The gate agent asked as she waited for my boarding pass to print out.

"My grandfather?" I said. Frankly, it was a little late for special assistance, as both of them were dead. I assumed she must be speaking to the person behind me.

"Does he need a wheelchair? Extra time to board?" This time the woman looked right at me, and without glancing at her airline ID, I knew her name wasn't Patience.

Let me guess. She would walk off the job if she had to deal with one more skinny blonde in Prada who couldn't grasp a simple concept.

Normally this sort of profiling offended me. It was bad enough having just been felt up at the security check-in because my underwire bra set off the metal detector and I had to be ruled out as a terrorist threat. But to be typecast as a bimbo by a woman who clearly colored her own hair, that was just wrong. It reminded me of all the times Hollywood producers wrote me off because I was more Darryl Hannah than Julia Roberts, and they had like zero imagination.

"I'm sorry," I replied. "Are you talking to me?"

"Yes," she snapped. "That gentleman over there." She pointed to an elderly man who was dozing in a corner chair. "Aren't you two traveling together?"

"I don't know. Is he rich?"

"Ma'am, I have no idea ... Your seat assignment is next to his. I just assumed ... I thought I noticed a resemblance."

I studied the silver-haired geezer whose pant waist was up to his pupik. "Yeah, I can see the confusion," I laughed. "We're practically twins."

"Sorry," she sighed. "It's been crazy today, with the rain and cancellations."

"Although I'll be honest" -- I leaned in -- "I did request to sit next to a hot single guy. I guess next time I should be more specific about the age."

"Believe me, you'll be happy." She handed me a boarding card. "I almost put you next to that lady with the screaming twins."

I spotted the young mother whose infants were wailing as if their bottles had been seized by security. So the agent was right. I loved babies, but if I had to listen to those shrill cries all the way from New York to Miami, I just might open the emergency exit door at thirty thousand feet. Better to take my chances with Gramps. Maybe he had a hot single grandson for me.

Unfortunately, I never got to ask. He seemed anxious to chat, but right after takeoff, instead of doing the cordial thing, I napped. Then, when the plane reached a comfortable cruising altitude, I leafed through People magazine and became fixated on this picture of Penny Nichol at her fiftieth birthday bash. I was wondering, was it just me, or had the legendary film actress gotten a little porky around the ass, when suddenly the elderly man seated next to me, the stranger mistaken for my grandfather, started waving, and collapsed on my tray table.

Damn! Too late for a do-over. There would be no reversing his heart attack, nor my abject indifference to him. And I felt terrible. For had I known that his last few hours on earth might be spent on American's Flight 1165, I would have been much friendlier. Offered him my bag of pretzels, or any section he wanted of my New York Times.
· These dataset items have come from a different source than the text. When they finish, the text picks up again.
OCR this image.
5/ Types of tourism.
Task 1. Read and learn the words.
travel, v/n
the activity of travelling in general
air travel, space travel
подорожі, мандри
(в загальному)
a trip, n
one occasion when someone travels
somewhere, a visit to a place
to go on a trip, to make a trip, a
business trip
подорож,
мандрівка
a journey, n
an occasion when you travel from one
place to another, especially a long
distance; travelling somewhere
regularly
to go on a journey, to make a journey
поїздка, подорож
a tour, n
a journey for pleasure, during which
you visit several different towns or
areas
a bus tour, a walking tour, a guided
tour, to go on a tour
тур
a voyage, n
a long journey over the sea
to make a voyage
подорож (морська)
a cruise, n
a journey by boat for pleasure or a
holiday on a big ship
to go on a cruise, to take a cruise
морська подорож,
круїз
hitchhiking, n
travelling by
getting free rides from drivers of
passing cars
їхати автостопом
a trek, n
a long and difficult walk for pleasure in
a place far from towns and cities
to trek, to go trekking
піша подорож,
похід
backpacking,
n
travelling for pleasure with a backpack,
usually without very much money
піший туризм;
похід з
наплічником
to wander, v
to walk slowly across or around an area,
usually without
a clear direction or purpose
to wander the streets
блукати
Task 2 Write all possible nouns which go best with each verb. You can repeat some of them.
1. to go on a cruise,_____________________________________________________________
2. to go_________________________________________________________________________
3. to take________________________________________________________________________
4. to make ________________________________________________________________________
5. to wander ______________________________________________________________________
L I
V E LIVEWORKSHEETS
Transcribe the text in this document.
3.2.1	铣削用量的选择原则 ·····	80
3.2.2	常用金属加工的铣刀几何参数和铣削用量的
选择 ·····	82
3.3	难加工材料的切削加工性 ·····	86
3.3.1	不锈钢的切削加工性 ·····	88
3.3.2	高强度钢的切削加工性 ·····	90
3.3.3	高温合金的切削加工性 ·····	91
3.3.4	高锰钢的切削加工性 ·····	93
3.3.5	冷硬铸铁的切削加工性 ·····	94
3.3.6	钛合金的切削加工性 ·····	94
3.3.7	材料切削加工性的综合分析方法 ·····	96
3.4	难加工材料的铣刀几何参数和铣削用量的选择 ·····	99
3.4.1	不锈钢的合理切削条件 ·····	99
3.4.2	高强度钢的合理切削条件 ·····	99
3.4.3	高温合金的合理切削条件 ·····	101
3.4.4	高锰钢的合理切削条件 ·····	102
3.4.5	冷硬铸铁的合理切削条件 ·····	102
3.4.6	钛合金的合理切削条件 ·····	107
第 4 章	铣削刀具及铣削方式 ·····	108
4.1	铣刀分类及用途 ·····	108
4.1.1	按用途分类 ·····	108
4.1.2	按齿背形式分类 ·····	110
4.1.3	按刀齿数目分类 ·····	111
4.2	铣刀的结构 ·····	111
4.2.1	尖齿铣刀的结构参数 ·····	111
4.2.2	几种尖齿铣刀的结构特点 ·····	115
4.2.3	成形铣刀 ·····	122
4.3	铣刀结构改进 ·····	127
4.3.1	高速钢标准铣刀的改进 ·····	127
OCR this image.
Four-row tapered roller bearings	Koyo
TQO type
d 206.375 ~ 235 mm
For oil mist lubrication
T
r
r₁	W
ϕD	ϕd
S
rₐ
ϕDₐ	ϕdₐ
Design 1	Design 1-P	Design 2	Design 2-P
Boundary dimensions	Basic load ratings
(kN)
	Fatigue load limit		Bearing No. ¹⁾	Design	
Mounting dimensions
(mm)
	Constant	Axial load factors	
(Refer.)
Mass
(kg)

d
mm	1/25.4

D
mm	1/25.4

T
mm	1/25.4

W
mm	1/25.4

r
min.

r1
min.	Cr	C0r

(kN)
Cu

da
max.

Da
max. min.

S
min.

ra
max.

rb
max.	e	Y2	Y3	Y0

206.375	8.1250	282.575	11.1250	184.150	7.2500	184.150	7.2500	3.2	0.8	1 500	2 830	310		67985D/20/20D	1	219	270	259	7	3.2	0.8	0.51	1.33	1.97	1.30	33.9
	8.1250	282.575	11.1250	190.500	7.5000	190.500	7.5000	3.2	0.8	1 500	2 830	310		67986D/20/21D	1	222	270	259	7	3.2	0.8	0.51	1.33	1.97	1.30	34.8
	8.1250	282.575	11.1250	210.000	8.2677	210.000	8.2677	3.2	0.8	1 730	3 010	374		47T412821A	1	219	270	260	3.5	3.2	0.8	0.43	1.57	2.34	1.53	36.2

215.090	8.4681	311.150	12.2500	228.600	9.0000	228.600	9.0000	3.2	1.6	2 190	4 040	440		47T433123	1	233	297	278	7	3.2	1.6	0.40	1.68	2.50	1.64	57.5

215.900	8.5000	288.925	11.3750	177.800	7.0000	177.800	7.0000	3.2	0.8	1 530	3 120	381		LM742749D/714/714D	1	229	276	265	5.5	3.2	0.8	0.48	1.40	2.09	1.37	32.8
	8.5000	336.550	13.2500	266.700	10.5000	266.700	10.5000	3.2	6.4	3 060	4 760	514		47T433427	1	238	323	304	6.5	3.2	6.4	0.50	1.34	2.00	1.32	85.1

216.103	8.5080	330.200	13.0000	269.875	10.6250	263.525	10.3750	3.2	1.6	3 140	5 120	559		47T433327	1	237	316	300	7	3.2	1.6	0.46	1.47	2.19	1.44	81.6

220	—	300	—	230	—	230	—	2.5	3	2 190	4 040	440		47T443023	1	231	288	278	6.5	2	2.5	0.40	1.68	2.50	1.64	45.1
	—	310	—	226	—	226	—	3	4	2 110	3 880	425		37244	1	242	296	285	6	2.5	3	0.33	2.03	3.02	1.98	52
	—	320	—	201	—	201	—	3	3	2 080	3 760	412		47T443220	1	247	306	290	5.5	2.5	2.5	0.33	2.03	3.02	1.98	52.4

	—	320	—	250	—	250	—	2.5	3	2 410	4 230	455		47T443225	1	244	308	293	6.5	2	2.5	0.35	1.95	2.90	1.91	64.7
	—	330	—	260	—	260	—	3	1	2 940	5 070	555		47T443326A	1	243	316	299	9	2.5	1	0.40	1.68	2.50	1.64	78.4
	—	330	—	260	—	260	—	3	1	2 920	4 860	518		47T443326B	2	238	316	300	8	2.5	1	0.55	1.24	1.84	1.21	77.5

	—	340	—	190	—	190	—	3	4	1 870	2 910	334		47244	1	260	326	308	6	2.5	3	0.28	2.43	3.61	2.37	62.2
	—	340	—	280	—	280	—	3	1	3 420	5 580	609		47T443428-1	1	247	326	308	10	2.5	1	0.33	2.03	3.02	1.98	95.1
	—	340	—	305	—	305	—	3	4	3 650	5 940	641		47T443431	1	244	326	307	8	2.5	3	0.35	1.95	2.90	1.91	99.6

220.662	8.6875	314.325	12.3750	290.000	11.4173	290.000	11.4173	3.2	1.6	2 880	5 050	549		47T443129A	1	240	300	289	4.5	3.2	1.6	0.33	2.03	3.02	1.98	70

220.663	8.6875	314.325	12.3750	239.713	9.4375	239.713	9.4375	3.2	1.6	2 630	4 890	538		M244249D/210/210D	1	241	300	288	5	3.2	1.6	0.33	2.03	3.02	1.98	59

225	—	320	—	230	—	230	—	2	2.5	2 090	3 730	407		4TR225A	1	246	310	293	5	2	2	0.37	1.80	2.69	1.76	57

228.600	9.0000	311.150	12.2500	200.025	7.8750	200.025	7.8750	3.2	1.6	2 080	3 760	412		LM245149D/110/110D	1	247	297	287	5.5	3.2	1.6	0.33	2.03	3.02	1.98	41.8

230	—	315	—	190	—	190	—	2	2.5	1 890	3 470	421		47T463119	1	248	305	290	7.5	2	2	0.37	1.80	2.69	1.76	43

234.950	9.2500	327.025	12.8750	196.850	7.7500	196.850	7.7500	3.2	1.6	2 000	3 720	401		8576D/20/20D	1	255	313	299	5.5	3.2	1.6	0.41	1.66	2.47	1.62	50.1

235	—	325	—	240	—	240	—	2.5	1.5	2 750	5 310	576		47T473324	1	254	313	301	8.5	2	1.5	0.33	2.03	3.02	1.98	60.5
Trouble was, it never dawned on me that this could be his final boarding call. Yes, he looked to be in his mid-eighties. But there weren't any signs that his health was failing. No note pinned to his checkered blazer that read, caution: this man is a ticking time bomb.

My first and only indication of distress was when he gasped, clutched his shirt, and fell on top of my magazine. Shame on me. It was only after I realized that his bifocals had fallen in my coffee and his hand was resting in my crotch that I screamed for help.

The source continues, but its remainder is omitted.